Dex does not ask for details, but I give a few anyway, covering Nick’s confession, that I kicked him out, that I have not seen him since, and that, although he has a few hours with the kids now, he will be spending Christmas alone.

Then I say, “I know you’re going to want to tell Rachel. And that’s fine. But please don’t say anything to Mom, I want to tell her myself.”

“You got it, Tess,” Dex promises. Then he exhales loudly and says, “Dammit.”

“I know.”

“I can’t fucking believe he did this.”

His loyalty, so fierce and unwavering, makes my eyes water, my heart ache. I tell myself I can’t cry. Not right before going home. Not on Christmas Eve.

“It’s going to be okay,” I say as I pass the Church of the Advent where families are mingling on the sidewalk, a service just over or one about to begin.

“Can I call him?” he says.

“I don’t know, Dex . . .” I say, wondering what good could possibly come from it. “What would you say?”

“I just want to talk to him,” he says, making me think of a mobster going to “talk” to someone with a pistol tucked into his waistband.

I drive along Charles, its storefronts closed and dark, and say, “There’s no point really . . . I think I’ve made my decision.”

“Which is?”

“I think I’m leaving him . . . I don’t want to live a lie,” I say, thinking of April, suddenly deciding that her way is not an option for me.

“Good,” he says. “You should.”

I am surprised by his definitive answer, especially because of how much he has always liked Nick.

“You think he’d do it again, don’t you?” I ask, thinking of our father, certain that Dex is, too.

“I don’t know.
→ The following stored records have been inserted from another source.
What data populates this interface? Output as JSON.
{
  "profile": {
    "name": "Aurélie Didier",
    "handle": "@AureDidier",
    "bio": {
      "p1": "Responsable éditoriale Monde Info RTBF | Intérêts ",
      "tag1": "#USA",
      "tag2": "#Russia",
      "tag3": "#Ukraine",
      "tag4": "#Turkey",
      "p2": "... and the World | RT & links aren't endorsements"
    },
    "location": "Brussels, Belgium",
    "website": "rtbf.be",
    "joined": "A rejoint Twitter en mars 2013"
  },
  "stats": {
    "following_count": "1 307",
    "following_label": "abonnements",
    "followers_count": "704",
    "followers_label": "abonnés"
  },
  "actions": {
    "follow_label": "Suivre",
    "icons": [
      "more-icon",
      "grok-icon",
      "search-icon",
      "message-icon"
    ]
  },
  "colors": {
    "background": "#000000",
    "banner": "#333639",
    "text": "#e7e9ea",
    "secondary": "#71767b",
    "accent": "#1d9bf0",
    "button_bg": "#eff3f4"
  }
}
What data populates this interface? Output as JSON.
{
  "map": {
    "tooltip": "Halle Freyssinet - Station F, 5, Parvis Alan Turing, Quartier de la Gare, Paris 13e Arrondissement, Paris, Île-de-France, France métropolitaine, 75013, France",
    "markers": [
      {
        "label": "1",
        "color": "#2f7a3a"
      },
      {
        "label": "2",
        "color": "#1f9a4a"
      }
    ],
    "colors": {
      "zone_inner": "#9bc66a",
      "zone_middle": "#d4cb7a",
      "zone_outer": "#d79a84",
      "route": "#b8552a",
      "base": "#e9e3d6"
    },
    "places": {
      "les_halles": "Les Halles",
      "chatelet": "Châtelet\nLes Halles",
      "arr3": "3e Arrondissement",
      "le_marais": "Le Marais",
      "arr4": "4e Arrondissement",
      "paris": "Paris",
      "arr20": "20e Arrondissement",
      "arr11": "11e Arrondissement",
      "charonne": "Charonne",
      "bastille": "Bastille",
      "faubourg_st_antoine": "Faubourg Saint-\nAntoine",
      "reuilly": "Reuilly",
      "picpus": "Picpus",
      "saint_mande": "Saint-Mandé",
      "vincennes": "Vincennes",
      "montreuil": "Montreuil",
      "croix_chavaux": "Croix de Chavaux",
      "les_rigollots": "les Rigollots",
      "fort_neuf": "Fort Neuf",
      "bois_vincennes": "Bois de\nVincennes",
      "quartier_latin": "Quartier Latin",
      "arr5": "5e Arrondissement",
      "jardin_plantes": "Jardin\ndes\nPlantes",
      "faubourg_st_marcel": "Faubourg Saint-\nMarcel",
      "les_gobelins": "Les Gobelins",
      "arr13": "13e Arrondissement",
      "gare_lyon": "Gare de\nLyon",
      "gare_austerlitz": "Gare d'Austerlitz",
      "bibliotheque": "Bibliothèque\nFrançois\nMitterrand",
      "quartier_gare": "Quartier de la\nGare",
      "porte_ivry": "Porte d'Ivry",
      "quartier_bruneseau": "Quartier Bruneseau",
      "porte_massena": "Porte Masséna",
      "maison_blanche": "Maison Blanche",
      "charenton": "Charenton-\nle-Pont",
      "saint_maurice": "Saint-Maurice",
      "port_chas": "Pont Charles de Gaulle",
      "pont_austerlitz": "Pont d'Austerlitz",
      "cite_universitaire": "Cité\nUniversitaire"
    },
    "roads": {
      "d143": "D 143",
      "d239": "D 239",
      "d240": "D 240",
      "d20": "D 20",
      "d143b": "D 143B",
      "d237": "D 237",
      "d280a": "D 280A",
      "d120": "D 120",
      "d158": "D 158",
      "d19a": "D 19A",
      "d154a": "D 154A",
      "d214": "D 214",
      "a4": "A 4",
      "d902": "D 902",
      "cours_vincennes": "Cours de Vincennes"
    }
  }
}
But I don’t think you should stick around and find out,” Dex says.

I swallow hard, wondering how I could feel so conflicted by his sure advice. Although I am comforted by his black-and-white stance, I also feel the urge to soften it, force him to acknowledge that this is murky terrain.

“You would never do this to Rachel,” I say. “Would you?”

“Never,” he says with all the certainty in the world. “Absolutely never.

“But. . . you—”

“I know,” he says, cutting me off. “I know I cheated before. But not on Rachel.” He stops suddenly, likely realizing his painful implication. That he wouldn’t cheat on his wife, the love of his life. That people don’t cheat on their true love.

“Right,” I say.

“Look,” Dex says, trying to backtrack. “I’m not saying Nick doesn’t love you. I’m sure he does . . . But this . . . This is just. . .”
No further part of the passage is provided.